Tom Watson schrieb:
The growing problem with SPAM, etc..
It was noted in one of the trade publications I looked at that a very effective
check on SPAM was to confirm that the stream opened up to you (on your port 25)
actually did a "conversation" with the remote player. It seems that the
'bots
just open up port 25 and send (spew), and ignore the responses. Kinda like
'typeahead'. If you can sense this, it quashes some stuff (so I've been
told).
Another tact might be to see if the sender HAS a port 25 on their machine.
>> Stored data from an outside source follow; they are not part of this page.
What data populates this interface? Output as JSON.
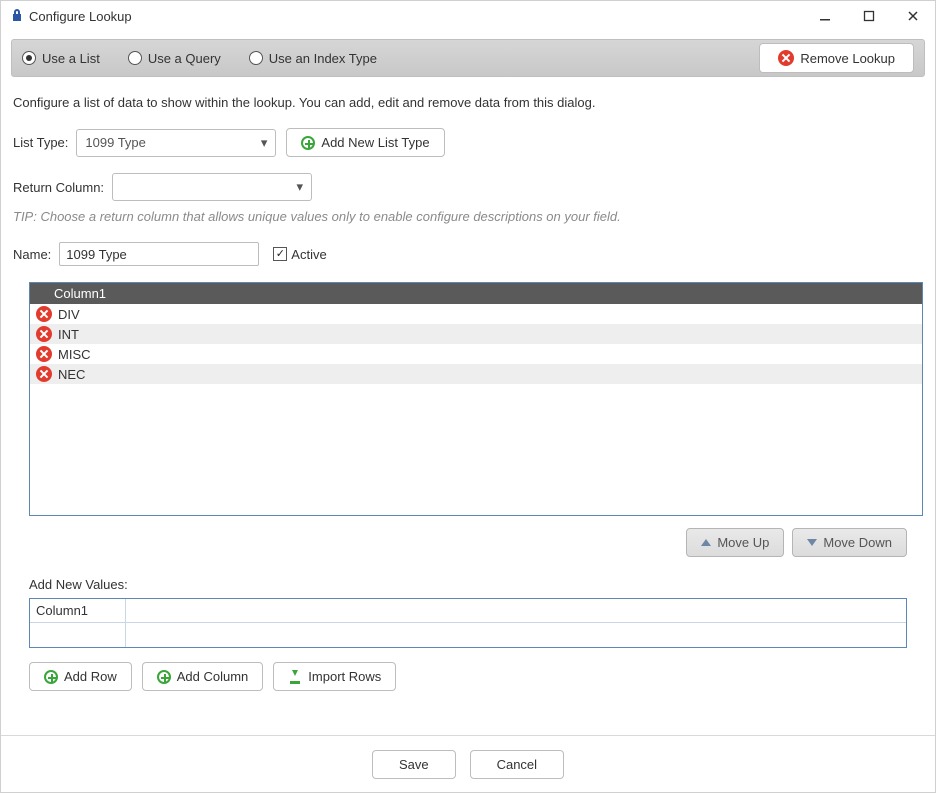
{
  "window": {
    "title": "Configure Lookup"
  },
  "topbar": {
    "options": {
      "use_list": "Use a List",
      "use_query": "Use a Query",
      "use_index": "Use an Index Type",
      "selected": "use_list"
    },
    "remove_label": "Remove Lookup"
  },
  "intro": "Configure a list of data to show within the lookup. You can add, edit and remove data from this dialog.",
  "list_type": {
    "label": "List Type:",
    "value": "1099 Type",
    "add_button": "Add New List Type"
  },
  "return_column": {
    "label": "Return Column:",
    "value": ""
  },
  "tip": "TIP: Choose a return column that allows unique values only to enable configure descriptions on your field.",
  "name": {
    "label": "Name:",
    "value": "1099 Type",
    "active_label": "Active",
    "active_checked": true
  },
  "grid": {
    "header": "Column1",
    "rows": [
      "DIV",
      "INT",
      "MISC",
      "NEC"
    ]
  },
  "move": {
    "up": "Move Up",
    "down": "Move Down"
  },
  "add_new": {
    "label": "Add New Values:",
    "header": "Column1"
  },
  "action_buttons": {
    "add_row": "Add Row",
    "add_column": "Add Column",
    "import_rows": "Import Rows"
  },
  "footer": {
    "save": "Save",
    "cancel": "Cancel"
  }
}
I
suspect that the 'bot machines don't.
Just a couple of ideas.
Unfortunately fixes like these require a deep diving into the SMTP mailer at
the code level.
ob. on topic.. Sendmail is over 10 years old (maybe that is the problem!)
If you have sendmail, have a look at "milter-sender" (google for it)
which intercepts the mail delivery conversation and checks for RFC
compliance. No need to hack sendmail.cf or the source.
Bots, as you correctly noted, do not care about correct SMTP dialogue.
They will be filtered out by milter-sender. Also, it can be configured
to also verify the incoming addresses at the remote MX (which is likely
not the bot, thus it will discard such unauthorized sendings as well). I
use it at our central mail gateway with good success, as the vast
majority of valid mail severs meanwhile are RFC compliant.